Lila Heuer, Supervisorial Candidate for Sierra County’s Second District, Answers Questions

By Duncan A. Kennedy

BASSETTS – Recently, The Mountain Messenger was able to interview candidate Lila Heuer over a cup of coffee at Bassetts Station. Heuer, a Sierra City resident, is one of two candidates running to replace Peter Huebner as Sierra County’s District Two Supervisor, a position Huebner has held since 1998.

The following is a synopsis of her answers to questions posed during the interview.

What’s your life story?

Heuer is 75 years old and a 35-year resident of Sierra City. She has been “widowed” twice – once in 2007 when her husband, Mike, Sierra City’s fire chief at the time, had a fatal heart attack during a rescue operation, and again in 2020 when her boyfriend of many years died. She is a longtime active member of the community in Sierra City, having involved herself in various nonprofits since moving here – most notably as president of the original Sierra County Chamber of Commerce.

Until recently, she operated the My Sister’s Cottage motel in Sierra City; it is now owned and operated by one of her adult granddaughters.

Why are you running for County Supervisor after all this time?

Through her time in various nonprofits, including the local Chamber of Commerce, Heuer has been in direct and indirect contact with the Board of Supervisors over the last three and a half decades. During this time, she formed a good working relationship with Supervisor Huebner to the point where he tried recruiting her as a successor twice.

The first time, shortly after her husband had died, she refused; the second time, shortly after her boyfriend’s death, she again declined the proposal made by Huebner. However, soon thereafter, passengers on the senior citizens’ bus she drives convinced her otherwise and, with further encouragement from one of her granddaughters, she pulled the trigger.

What do you think the most significant issues Sierra County faces are?

Heuer cites the economic decline caused by the loss of the mining and timber industries as the driving factor behind her two most prominent issues – senior services and housing availability. As a senior citizen herself, Heuer notes the difficulty in accessing senior services in this county, such as health services and hospice care; she would work to expand and streamline the portion of the county budget devoted to this issue if elected.

Meanwhile, she is not convinced that temporary rentals are the leading cause of the housing crisis; instead, Heuer believes a tax break program needs implementation to convince landowners to rent to locals instead of tourists.
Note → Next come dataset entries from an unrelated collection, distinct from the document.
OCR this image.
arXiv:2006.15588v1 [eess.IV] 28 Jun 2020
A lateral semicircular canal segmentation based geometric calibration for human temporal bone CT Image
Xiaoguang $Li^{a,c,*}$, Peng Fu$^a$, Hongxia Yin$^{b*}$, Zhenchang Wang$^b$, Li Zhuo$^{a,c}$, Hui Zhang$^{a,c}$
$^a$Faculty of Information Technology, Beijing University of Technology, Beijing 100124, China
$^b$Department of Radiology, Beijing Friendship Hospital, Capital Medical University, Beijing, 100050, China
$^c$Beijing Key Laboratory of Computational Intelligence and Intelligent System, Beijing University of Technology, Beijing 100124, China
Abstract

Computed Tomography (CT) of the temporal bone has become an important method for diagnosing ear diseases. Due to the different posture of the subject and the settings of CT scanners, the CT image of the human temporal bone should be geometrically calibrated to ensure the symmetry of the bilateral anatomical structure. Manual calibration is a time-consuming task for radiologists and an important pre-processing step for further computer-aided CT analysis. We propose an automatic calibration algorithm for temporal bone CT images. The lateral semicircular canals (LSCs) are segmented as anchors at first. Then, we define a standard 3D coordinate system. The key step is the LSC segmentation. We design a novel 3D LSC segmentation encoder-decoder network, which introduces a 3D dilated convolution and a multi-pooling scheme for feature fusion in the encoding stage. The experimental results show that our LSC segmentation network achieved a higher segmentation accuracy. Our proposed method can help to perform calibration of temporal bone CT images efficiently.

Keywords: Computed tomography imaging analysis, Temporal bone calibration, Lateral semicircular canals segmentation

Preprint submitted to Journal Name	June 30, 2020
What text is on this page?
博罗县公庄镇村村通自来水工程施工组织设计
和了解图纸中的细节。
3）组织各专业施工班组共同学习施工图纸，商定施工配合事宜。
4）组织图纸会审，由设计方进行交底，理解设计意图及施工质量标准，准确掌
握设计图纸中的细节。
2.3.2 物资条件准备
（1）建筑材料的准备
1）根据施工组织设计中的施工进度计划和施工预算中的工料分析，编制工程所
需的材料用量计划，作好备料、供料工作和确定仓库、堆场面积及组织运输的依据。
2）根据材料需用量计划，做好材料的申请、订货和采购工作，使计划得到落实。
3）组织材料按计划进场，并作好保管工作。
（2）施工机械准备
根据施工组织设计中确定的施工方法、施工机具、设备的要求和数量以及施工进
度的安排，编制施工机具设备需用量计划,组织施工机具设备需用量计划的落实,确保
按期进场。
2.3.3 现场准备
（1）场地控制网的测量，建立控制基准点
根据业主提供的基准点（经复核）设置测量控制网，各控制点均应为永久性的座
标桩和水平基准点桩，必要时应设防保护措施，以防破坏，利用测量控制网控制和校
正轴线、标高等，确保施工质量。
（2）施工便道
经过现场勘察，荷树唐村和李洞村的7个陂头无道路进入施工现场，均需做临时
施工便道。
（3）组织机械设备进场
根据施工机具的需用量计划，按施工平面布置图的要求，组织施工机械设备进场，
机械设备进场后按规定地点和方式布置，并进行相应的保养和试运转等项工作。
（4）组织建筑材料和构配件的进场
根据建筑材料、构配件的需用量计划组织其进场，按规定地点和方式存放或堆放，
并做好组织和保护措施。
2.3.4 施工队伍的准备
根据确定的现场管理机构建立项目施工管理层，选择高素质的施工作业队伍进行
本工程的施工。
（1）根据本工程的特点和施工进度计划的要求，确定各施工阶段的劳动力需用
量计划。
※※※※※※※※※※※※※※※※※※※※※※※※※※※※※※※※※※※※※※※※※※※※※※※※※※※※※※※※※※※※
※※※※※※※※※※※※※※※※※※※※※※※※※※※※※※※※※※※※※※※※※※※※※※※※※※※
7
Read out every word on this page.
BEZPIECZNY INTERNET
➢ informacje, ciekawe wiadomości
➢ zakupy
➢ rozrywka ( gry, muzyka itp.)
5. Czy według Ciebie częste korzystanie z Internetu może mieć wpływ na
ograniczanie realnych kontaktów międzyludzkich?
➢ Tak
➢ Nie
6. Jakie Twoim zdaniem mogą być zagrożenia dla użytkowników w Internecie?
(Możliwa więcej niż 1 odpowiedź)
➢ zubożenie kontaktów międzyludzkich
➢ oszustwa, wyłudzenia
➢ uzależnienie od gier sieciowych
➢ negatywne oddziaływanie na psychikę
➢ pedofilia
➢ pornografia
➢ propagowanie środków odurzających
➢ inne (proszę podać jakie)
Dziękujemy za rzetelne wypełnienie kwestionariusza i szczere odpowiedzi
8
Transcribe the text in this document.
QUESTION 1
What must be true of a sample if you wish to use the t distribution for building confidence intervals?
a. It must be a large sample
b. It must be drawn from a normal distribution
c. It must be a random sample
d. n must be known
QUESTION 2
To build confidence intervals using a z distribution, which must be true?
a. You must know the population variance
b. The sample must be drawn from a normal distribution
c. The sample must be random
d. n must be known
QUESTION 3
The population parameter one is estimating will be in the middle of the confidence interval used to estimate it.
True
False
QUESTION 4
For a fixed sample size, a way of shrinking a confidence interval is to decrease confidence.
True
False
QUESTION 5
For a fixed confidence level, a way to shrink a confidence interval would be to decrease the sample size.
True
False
Heuer also believes that the Planning Department is terrible at thinking ahead and needs to adopt a more proactive and less reactive mindset in planning.

What are your biggest priorities if elected?

“If you solve the economic issues, the others slowly start to line up,” says Heuer, stating her intention to try to make progress on restarting the county’s economy if elected. Heuer cites her credentials as a successful local small business owner and her experience as a leader of the original Chamber of Commerce as evidence that she can function in this capacity.

She also wants to pressure the Planning Department to change its aforementioned reactive planning mindset to a more proactive one and make more frequent updates to the General Plan.

How would you better represent Long Valley and Verdi on the Board of Supervisors?

Heuer has visited Verdi several times recently and learned through Board of Supervisors meetings about the immense impact Reno’s urban growth will have on these outlying areas of Sierra County. “They’ve got massive developments planned north to Red Rock and right up to the border with little thought for water supply or wildlife migration,” says Heuer.

Since it is an interstate commerce issue, the only way to temper this development is by working with agencies such as the Bureau of Land Management and the U.S. Forest Service. Heuer has prior interactions with the latter via the Sierra City Fire Safe Council.

There are also fears that Verdi’s groundwater supply may be tapped soon by the Truckee Meadows Water Authority (TMWA) to meet Reno’s water demands, a battle which Heuer is willing to help Verdi citizens fight. She says the few residents in Sierra County’s portion of Long Valley are becoming interested in placing ranches in conservation easements. This would prevent the worst effects of Nevada’s suburban development from spilling over into their community, and she will help them with this problem if needed, too.

Would you participate in League of Women Voters-style candidate forums alongside your opponent, Sandy Sanders, in the future?

“Yes, I would,” says Heuer, adding that several Sierra County citizens are putting together such a forum at 7:00 PM on May 31st in the Sierra City Community Hall.